Rep. Tory Arnberger (R-Great Bend) has spent the days since last week’s “Turnaround Day” talking to people in Great Bend about her work in the Kansas Legislature. On Tuesday she visited three government classes at Great Bend High School and she plans to visit Hoisington Middle School on Friday, but today she will be back in Topeka.
Arnberger encouraged the teenagers to register to vote and even consider running for office in the future.
“I ran for office when I was 22 and I was 23 when I was elected,” the freshman representative said. “It was a huge, huge eye-opening experience. I just filled out the paperwork to re-file.”
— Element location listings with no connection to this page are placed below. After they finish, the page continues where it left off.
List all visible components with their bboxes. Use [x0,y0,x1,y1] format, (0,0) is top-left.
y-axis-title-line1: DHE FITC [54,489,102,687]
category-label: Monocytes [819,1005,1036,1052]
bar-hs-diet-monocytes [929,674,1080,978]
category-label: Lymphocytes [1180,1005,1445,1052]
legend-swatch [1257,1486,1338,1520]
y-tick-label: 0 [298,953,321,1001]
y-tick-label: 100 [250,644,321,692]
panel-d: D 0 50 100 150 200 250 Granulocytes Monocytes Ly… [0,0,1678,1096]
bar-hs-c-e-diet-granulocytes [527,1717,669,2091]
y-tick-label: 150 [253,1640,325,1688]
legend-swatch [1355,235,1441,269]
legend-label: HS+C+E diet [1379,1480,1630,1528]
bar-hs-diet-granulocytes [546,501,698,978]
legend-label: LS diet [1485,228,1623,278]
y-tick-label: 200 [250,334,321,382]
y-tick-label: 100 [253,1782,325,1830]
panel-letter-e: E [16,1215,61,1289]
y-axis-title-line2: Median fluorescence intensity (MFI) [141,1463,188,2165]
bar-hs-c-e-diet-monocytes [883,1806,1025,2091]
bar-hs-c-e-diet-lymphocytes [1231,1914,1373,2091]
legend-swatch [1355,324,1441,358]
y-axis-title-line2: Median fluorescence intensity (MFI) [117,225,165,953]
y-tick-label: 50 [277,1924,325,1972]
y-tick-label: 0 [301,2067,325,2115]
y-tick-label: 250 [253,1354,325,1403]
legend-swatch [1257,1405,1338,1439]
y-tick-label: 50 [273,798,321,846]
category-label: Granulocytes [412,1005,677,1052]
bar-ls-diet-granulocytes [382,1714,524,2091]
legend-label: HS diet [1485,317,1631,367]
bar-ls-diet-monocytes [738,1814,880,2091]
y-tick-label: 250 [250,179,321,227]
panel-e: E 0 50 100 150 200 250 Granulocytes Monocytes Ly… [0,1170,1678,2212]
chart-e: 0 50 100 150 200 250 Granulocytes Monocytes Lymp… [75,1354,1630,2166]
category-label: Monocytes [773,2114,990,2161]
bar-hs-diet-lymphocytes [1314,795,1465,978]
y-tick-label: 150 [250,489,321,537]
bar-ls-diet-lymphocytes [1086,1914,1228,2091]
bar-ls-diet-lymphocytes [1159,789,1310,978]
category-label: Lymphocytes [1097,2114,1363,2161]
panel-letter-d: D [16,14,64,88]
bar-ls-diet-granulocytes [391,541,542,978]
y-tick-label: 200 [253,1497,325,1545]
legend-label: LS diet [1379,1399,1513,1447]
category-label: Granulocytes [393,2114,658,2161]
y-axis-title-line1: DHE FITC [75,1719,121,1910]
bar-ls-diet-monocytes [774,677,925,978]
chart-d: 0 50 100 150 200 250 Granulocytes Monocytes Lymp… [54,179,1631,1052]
In Michelle Moore’s government class, Arnberger talked about how a bill becomes law, using an example that came before the Legislature in 2017 and is being considered again: a proposed law allowing vending machine sales of lottery tickets. If a bill is passed by both the House of Representatives and the Senate, it then goes to the governor who has 10 days to sign or veto it. If it is neither signed nor vetoed, the legislation becomes law without being signed.
“What are some issues that are important to you guys?” Arnberger asked the students. Topics included guns and drugs, but the students didn’t get specific until the talk turned to immigration and Deferred Action for Childhood Arrivals (DACA), where there were mixed views.
In addition to spending time with students this week, Arnberger said she has been talking to people in the community, including those is government and law enforcement.
She encouraged all of the GBHS students to become registered voters as soon as they are old enough. A legal resident of Kansas must be at least 17 years old to register and 18 years old by election day to vote.